NEWS

A+ for Neil McNeil

[attach]5768[/attach]Neil McNeil High School is one of the top schools in the province according to a recent Frasier Institute report card.

The all-boys Catholic school was ranked 13th in the provincewide study, up from 26 in 2009–2010, with North Toronto Collegiate Institute being the only other to score higher in the city.

“We were pleased,” said principal Michael Wallace. “It speaks volumes about the dedication of the teaching staff and how hard they work with the kids to get them to achieve success.”

Wallace said he asks a lot from his students and they are able to meet the challenge.

“I think that when you place greater expectations on kids for their behaviour and their performance at school … they rise up to the occasion,” he said. “Therefore, you see the results in many different facets of things that are examined in the Fraser report.”

The Fraser Institute has been ranking Ontario high schools since 2007 using the results of standardized tests administered across the province by the Education Quality and Accountability Office.

Wallace said a focus on the standardized tests might account for his school’s improvement in the rankings over the past five years.

“We place an emphasis on EQAO here,” he said. “It’s not something we ignore. We take it very seriously.

“The test itself is curriculum based and it gives us some feedback as to how we’re doing as a staff.”

Davenport MP Andrew Cash, an alumnus of the school, said it’s the staff that sets Neil McNeil apart.

“The teachers who were there were there because teaching was a vocation to them,” he said. “It wasn’t just a job. These teachers really cared about who we were, what we were doing and where we were going.”

Cash said Neil McNeil was not only where he started to become politically engaged but also where he started performing with his band.

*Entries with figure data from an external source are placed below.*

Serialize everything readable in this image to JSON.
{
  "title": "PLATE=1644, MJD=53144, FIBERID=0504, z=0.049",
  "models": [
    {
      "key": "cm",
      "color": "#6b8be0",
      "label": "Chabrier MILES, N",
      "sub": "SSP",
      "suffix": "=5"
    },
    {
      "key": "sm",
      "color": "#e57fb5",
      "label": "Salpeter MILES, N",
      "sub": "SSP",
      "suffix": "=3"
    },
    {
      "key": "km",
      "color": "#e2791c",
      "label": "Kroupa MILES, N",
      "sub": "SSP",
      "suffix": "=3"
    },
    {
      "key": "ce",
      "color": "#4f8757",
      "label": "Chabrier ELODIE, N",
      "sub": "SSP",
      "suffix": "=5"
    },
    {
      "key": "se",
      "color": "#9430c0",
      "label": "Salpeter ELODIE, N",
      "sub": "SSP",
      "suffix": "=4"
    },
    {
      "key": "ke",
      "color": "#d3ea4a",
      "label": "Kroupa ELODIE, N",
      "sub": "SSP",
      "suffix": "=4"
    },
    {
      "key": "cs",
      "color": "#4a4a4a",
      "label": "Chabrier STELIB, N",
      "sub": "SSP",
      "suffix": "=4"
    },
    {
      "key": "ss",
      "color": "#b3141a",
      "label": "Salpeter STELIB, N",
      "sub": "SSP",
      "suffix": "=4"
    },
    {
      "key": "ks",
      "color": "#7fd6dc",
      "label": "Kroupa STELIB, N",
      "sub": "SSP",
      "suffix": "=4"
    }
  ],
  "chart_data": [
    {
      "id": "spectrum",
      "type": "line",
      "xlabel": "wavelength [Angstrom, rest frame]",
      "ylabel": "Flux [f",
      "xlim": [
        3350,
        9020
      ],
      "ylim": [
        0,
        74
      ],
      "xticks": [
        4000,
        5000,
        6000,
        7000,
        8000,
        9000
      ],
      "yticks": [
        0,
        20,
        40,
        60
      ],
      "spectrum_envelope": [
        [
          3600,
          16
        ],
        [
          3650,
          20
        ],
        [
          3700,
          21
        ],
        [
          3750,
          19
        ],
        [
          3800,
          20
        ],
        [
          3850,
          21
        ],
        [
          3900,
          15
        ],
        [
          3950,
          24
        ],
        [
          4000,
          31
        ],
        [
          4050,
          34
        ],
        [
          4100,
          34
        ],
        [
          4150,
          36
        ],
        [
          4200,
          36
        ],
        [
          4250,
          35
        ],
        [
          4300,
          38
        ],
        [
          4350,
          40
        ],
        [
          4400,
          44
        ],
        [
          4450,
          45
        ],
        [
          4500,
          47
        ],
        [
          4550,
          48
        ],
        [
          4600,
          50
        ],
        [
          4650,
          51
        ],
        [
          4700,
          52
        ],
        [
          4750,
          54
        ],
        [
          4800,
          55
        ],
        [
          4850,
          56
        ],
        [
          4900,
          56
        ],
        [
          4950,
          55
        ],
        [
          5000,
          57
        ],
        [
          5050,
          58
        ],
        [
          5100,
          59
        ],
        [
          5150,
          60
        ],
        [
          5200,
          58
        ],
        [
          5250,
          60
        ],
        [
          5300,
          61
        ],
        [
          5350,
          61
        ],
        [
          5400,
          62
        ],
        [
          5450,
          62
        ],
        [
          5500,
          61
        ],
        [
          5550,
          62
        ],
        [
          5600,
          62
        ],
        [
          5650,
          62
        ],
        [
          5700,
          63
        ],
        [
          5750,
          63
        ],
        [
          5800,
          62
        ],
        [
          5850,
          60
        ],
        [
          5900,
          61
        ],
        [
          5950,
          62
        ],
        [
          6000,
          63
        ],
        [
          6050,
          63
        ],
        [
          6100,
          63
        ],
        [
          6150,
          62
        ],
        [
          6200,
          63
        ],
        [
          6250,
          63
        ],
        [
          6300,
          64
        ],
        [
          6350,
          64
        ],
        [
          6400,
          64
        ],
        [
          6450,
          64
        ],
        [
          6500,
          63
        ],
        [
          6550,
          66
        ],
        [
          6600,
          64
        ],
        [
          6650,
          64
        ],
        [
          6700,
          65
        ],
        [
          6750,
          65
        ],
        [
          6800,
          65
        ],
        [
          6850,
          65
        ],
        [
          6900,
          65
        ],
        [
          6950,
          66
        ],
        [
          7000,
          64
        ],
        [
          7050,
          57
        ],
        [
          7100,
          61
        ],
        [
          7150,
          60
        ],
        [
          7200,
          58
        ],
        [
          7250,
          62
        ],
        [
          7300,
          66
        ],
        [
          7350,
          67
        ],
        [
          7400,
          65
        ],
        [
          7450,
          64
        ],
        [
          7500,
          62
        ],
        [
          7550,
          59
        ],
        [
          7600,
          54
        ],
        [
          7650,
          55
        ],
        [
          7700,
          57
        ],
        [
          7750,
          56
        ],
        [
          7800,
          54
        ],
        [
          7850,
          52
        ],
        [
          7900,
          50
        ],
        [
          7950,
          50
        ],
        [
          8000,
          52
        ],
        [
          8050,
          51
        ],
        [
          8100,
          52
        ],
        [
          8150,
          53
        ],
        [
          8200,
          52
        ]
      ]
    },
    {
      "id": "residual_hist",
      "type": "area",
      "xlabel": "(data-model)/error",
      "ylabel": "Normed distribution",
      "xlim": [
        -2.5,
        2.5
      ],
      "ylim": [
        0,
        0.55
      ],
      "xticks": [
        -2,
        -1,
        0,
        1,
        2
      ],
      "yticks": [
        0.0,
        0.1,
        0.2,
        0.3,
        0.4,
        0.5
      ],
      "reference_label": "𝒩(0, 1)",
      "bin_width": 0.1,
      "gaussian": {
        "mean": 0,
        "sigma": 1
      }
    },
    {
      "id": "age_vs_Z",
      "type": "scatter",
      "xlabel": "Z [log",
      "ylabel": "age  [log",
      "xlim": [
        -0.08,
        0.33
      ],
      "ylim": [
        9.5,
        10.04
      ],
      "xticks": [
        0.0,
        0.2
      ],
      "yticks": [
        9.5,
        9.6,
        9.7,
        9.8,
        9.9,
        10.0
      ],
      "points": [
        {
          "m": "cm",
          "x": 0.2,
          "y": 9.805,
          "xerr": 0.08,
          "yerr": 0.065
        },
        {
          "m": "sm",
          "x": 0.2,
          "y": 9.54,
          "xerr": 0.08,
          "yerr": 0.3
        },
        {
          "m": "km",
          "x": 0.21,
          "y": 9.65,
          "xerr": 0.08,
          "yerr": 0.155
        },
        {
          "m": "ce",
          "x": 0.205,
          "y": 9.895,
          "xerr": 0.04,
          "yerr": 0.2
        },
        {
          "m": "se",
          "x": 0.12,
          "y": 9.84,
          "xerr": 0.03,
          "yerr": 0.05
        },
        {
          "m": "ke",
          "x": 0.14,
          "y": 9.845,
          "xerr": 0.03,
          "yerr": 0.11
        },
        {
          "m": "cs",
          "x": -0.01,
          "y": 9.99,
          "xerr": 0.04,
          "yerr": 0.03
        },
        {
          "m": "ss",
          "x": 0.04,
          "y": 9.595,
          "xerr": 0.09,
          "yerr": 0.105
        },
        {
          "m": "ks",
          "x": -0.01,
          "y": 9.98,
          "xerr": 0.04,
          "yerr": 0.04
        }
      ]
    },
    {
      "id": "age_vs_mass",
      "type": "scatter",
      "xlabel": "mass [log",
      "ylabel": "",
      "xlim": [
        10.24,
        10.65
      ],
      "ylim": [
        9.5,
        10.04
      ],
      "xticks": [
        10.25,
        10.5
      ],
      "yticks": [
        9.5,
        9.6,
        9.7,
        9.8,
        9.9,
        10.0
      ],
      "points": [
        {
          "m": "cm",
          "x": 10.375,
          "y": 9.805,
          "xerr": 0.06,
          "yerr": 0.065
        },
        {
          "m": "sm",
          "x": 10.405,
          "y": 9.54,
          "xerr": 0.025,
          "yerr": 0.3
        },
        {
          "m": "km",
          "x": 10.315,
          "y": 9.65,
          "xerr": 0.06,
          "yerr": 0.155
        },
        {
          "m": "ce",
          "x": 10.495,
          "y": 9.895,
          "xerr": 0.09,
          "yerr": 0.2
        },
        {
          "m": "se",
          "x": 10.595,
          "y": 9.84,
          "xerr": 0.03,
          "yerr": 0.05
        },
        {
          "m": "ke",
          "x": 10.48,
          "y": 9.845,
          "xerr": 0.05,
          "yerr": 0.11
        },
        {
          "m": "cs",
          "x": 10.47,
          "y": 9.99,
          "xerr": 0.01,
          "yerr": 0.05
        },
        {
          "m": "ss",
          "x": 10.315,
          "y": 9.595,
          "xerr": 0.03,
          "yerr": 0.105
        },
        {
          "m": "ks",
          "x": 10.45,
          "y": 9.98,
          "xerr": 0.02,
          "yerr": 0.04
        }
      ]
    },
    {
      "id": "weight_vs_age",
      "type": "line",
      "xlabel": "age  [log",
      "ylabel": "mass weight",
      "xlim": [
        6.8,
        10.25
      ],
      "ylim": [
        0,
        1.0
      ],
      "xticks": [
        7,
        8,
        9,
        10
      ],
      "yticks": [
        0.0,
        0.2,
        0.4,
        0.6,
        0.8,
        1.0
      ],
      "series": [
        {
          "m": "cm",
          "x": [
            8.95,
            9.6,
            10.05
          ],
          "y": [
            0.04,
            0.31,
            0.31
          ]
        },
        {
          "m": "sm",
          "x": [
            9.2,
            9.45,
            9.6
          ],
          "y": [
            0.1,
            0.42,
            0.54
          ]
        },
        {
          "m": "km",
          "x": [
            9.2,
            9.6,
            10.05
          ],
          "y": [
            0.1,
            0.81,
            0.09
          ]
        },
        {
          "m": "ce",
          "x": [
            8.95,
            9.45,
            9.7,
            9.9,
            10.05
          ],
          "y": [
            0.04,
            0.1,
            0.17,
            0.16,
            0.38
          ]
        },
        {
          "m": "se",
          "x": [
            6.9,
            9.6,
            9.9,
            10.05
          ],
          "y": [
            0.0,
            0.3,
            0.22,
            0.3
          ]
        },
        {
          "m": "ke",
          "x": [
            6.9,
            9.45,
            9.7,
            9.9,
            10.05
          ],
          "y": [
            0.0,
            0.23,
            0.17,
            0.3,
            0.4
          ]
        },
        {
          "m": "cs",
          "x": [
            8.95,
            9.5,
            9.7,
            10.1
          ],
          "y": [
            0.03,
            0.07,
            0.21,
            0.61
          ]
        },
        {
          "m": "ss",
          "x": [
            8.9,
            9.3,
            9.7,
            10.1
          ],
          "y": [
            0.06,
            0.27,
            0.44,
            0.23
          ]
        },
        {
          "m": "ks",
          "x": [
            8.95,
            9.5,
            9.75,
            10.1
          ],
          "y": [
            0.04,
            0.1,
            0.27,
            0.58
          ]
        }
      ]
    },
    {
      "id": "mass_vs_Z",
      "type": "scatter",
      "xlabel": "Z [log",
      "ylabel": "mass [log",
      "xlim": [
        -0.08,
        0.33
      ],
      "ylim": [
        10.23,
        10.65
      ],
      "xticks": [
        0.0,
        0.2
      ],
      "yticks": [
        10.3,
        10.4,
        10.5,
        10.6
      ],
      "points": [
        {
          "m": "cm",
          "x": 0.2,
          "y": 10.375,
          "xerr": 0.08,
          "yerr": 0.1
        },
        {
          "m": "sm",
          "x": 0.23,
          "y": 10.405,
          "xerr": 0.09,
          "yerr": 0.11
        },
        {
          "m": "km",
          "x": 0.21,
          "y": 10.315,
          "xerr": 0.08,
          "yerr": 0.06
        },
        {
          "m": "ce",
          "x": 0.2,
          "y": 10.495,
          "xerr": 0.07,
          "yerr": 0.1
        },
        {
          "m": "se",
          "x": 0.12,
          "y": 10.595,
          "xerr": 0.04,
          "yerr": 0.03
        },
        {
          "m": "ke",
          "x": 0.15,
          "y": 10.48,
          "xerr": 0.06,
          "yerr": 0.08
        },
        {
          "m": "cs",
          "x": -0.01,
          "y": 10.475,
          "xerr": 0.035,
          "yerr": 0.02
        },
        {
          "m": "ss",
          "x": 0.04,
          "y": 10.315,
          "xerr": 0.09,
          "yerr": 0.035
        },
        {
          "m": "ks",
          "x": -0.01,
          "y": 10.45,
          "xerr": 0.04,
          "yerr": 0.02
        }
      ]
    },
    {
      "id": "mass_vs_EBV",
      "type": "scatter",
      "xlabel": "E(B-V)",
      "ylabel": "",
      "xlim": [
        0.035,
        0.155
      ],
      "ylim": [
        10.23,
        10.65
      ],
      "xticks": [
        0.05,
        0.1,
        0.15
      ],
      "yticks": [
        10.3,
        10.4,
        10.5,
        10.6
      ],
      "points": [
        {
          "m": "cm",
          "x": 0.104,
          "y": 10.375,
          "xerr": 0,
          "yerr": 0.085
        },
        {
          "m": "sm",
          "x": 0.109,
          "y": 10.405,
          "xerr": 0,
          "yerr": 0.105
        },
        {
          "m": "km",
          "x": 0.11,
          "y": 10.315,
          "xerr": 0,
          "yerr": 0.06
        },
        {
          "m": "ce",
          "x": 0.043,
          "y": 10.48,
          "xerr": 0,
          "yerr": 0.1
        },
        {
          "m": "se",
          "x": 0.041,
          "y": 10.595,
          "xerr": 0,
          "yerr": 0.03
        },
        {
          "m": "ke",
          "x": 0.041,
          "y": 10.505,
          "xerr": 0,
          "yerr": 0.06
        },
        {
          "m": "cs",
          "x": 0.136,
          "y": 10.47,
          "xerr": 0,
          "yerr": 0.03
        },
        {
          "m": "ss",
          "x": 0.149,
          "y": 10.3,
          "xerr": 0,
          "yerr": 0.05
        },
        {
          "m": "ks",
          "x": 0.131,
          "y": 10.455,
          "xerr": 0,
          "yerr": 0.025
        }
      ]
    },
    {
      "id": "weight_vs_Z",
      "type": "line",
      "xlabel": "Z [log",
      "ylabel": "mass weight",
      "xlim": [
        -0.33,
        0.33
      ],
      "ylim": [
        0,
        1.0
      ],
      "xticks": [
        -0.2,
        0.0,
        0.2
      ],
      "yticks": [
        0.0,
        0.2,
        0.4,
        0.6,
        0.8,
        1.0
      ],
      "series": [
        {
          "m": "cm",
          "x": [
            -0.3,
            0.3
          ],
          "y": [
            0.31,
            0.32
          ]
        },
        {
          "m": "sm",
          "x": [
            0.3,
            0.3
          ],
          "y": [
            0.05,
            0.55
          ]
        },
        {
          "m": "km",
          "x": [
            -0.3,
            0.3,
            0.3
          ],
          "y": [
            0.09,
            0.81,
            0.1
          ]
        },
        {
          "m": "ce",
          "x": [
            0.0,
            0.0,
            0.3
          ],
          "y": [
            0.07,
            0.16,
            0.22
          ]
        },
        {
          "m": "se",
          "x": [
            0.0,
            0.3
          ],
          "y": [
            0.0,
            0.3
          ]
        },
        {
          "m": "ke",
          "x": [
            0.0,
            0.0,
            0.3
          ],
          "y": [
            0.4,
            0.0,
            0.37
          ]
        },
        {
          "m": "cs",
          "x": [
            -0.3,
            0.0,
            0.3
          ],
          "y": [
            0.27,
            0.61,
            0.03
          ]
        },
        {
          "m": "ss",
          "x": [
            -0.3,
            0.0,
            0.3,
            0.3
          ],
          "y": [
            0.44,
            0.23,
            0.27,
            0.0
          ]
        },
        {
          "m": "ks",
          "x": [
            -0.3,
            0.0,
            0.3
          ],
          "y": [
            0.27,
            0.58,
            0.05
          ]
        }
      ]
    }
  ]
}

“One of the first music gigs I ever did was there with my band,” he said. “That was a night I’ll never forget. We were roundly booed actually as I recall.”

In addition to politicians, the school has graduated musicians, actors and nearly a dozen students who went on to become NHL players.

“Everybody likes to talk about the three R’s but I like to talk about the three A’s,” Wallace said. “That’s academics, arts and athletics.”

According to Wallace, it’s that unique approach to learning that makes his school successful.

“Sometimes we approach things slightly different here at Neil McNeil,” he said. “We look at the whole child, everything from their spiritual development to their social development and also their academic development.

“I think when you treat kids like that, not just as kids who come to school to learn math, that we get a different result.”